Construit en 1965 et complètement rénové en 2018, le Théâtre Janácek
accueille la saison d’opéra de la deuxième ville de Tchéquie avec tout
le confort moderne attendu pour ce type de salle, notamment en termes de
largeur de scène et de visibilité pour tous. En dépit de son acoustique
froide et peu réverbérée, la salle de près de 1 400 places affiche
complet pour la reprise de la production de Salomé (1905), créée
en juin dernier. Il faut dire que le spectacle réglé par le Tchèque
David Radok impressionne d’emblée par sa concentration sur le drame, en
élaborant un huis‑clos étouffant et d’une théâtralité passionnante dans
le moindre de ses détails.
Apre, austère et granitique, la scénographie laisse entrevoir au début
un diner en arrière‑scène, avec Hérode et sa femme, pendant que Salomé
soudoie les geôliers de Jochanaan : tous les personnages agissent
bizarrement, entre regards apeurés et postures lentes ou saccadées,
notamment les serviteurs ostentatoirement affairés. Cette direction
d’acteur millimétrée dans chaque geste permet au moindre second rôle de
se distinguer, David Radok construisant peu à peu une atmosphère
fantastique et irréelle, hors de toute temporalité. Pour autant, il n’en
oublie jamais de coller parfaitement aux intentions du livret,
insistant par exemple sur les origines sociales différenciées du
souverain et de son épouse, opposés autant par leurs costumes (évocation
des origines bédouines d’Hérode) que leur attitude, plus arrogante et
fière chez Hérodias. Ce spectacle très réussi insiste en effet sur la
faiblesse du souverain, ostensiblement fatigué et perturbé, face à une
cour d’obligés qui tentent de le manipuler – les femmes en premier lieu.
De quoi éclairer ce personnage d’une singularité finalement très
attachante et pétrie d’humanité, a contrario de ses comparses.

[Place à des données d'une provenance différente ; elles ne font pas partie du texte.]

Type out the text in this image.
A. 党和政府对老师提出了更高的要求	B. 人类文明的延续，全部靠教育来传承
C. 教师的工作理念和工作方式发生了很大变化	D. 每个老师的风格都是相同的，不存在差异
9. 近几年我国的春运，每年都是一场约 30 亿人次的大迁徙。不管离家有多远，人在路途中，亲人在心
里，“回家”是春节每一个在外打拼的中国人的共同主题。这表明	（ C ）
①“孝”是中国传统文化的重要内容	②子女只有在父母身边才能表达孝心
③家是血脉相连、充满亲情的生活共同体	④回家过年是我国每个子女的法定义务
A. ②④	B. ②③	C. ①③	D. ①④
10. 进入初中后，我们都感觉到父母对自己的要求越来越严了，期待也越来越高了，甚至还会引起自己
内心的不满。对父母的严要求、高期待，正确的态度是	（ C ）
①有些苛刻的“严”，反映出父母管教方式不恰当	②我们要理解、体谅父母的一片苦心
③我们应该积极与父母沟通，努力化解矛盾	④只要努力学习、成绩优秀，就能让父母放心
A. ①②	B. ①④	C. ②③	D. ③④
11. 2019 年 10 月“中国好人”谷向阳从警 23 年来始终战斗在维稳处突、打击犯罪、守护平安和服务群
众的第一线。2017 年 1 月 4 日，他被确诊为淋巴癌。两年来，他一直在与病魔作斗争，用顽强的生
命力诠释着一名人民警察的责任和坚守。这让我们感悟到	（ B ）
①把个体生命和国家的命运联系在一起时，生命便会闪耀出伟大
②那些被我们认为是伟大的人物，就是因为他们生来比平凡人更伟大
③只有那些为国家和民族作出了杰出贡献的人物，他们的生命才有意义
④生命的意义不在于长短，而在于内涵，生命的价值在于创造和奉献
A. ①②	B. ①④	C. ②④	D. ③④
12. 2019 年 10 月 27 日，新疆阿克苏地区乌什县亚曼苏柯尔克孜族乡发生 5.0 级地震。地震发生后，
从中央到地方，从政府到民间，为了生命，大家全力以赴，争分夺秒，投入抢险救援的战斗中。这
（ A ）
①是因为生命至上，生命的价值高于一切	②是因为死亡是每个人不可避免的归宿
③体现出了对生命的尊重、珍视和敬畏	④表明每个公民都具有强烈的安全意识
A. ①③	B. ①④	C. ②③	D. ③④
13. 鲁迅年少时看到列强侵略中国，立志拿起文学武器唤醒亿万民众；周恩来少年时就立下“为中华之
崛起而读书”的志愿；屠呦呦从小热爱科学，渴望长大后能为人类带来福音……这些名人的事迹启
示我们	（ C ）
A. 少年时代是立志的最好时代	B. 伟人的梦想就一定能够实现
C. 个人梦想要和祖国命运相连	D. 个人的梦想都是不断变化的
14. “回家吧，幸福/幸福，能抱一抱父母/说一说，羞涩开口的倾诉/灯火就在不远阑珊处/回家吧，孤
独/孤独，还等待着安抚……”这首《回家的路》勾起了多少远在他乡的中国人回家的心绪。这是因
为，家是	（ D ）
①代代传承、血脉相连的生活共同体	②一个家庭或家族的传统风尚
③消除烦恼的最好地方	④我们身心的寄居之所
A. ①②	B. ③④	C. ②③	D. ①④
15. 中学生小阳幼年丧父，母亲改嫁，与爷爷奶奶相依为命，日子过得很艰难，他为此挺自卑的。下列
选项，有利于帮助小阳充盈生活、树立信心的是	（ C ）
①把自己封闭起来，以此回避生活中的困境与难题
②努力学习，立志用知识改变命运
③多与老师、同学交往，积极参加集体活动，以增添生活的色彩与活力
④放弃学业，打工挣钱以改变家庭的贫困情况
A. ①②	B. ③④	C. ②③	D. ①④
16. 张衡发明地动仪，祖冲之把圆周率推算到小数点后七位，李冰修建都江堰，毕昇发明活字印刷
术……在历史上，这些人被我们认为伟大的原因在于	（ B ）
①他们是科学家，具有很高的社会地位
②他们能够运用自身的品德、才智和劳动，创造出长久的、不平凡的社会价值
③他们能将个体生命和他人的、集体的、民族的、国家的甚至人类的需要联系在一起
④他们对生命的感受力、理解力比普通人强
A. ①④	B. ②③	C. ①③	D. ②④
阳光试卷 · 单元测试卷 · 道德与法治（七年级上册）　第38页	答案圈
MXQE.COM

Dans cette atmosphère de fin du monde où tous les repères semblent
brouillés, à l’exception des rapports de domination, les religieux ne
sont pas davantage épargnés, assistant avec avidité à la danse de plus
en plus torride et sulfureuse de Salomé, aux côtés d’un Hérode médusé.
On ne peut évidemment apprécier un opéra de Strauss sans rendre justice aux musiciens, très sollicités par la partition et tous exemplaires dans l’exploration des couleurs du drame : même si l’on pourrait souhaiter direction plus extravertie dans la mise en valeur des contrastes, le tapis sonore soyeux et chatoyant, délicatement ouvragé par Marko Ivanovic, n’est pas pour rien dans la réussite de la soirée.